The photo depicts several white students, some in blackface, shouting at an opposing black player.
While the photo’s origins couldn't be verified, the official Covington Catholic High School YouTube account published a video last January boasting its basketball school spirit, and several clips, including one from 2012, showcase attendees chanting in black face, a mockery of the opposing players.
Only one problem, as someone who has the slightest knowledge of sporting events would suspect: It was a “blackout” game, in which fans of the home team are encouraged to wear one color -- in this case, black -- to show unity and to intimidate the opposing team.
Daily News rival the New York Post reported Monday that the video is evidently from 2011, not 2015, as the Daily News reported, making virtually certain there was no overlap in the four-year high school student body, and thus nothing to hurt Nick Sandmann's case in the first place:
At one point during the video, a graphic flashes across the screen saying “Blackout 2011” -- which users have pointed to as proof of the students’ innocent intentions. There are multiple clips of the “Covington Crazies” donning black, and sometimes blue, face and body paint during various sporting events.
It’s not the first time inquisitive journalists has shown painful public ignorance about basic sporting stuff while lunging for an anti-Trump “gotcha!” moment. During the feverish final stretch of the 2016 election, Mediaite senior reporter Josh Feldman ran an article about what he saw as a threatening sign hung over the fence during a World Series game: “Wait, What’s That KKK Sign Doing at the World Series?”

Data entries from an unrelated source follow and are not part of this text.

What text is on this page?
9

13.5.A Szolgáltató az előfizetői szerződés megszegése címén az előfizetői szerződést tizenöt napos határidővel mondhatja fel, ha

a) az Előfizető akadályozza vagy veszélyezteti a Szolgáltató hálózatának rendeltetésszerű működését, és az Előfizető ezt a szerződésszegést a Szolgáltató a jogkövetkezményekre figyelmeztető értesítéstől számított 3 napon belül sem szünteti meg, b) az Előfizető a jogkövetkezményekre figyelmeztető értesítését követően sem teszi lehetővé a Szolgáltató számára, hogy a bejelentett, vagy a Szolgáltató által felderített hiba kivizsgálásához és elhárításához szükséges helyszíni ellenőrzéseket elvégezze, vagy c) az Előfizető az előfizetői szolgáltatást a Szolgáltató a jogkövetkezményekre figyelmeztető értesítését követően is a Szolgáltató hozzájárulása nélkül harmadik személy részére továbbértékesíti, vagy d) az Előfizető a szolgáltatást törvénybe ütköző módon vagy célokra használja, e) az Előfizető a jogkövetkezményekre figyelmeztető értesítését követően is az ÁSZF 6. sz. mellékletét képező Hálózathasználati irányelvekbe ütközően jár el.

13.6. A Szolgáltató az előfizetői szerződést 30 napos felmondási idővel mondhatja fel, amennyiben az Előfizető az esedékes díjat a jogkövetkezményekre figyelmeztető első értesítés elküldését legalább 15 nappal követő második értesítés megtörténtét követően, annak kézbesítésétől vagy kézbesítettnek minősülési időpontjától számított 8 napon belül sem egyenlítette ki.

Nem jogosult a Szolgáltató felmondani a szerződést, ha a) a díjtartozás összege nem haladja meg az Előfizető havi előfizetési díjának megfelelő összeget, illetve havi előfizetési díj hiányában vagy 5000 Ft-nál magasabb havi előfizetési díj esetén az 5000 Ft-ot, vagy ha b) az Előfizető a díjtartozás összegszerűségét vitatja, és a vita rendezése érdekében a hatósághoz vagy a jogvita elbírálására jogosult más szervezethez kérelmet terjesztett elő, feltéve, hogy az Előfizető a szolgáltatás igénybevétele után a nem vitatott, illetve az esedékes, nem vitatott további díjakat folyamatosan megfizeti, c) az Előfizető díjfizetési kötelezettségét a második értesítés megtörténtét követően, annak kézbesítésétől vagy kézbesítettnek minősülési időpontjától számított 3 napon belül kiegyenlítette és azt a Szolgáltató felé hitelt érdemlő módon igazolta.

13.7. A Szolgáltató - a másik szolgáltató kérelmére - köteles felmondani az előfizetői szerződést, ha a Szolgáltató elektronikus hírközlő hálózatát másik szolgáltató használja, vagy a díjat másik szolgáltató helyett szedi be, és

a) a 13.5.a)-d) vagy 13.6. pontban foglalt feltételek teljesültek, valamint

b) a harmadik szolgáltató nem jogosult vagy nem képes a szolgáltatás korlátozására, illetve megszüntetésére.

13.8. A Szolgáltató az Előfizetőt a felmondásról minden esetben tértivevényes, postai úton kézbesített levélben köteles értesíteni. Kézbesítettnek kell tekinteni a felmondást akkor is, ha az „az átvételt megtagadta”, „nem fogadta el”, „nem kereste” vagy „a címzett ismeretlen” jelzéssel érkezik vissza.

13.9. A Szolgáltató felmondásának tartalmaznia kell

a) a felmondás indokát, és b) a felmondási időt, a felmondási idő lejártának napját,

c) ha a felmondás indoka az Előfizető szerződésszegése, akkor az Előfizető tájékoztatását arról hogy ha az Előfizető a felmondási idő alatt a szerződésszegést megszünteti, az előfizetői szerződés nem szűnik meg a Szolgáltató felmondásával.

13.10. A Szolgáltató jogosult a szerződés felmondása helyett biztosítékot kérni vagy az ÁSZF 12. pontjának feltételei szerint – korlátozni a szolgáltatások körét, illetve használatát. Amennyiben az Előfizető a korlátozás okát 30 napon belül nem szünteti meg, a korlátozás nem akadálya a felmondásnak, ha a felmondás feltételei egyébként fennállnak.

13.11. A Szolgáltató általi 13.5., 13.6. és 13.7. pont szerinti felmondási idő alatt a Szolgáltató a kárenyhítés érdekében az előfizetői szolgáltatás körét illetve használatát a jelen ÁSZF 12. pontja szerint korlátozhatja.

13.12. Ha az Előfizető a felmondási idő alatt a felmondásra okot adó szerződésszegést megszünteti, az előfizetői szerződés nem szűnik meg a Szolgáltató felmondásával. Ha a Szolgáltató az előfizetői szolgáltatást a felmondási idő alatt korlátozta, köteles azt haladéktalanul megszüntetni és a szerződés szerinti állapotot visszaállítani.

K of course is the baseball symbol for a strikeout. At that point of the game, there had been three strikeouts by the pitcher.
It’s acceptable, if puzzling, for a journalist writing about sports not to know about the fan custom of recording strikeouts in that fashion, or to be unaware of “blackout” or “whiteout” games, though neither of those customs are novel or obscure. But for that journalist not to even perform a 10-second internet search, or ask the sports desk, before assuming the worst case that conveniently fits a paranoid liberal narrative?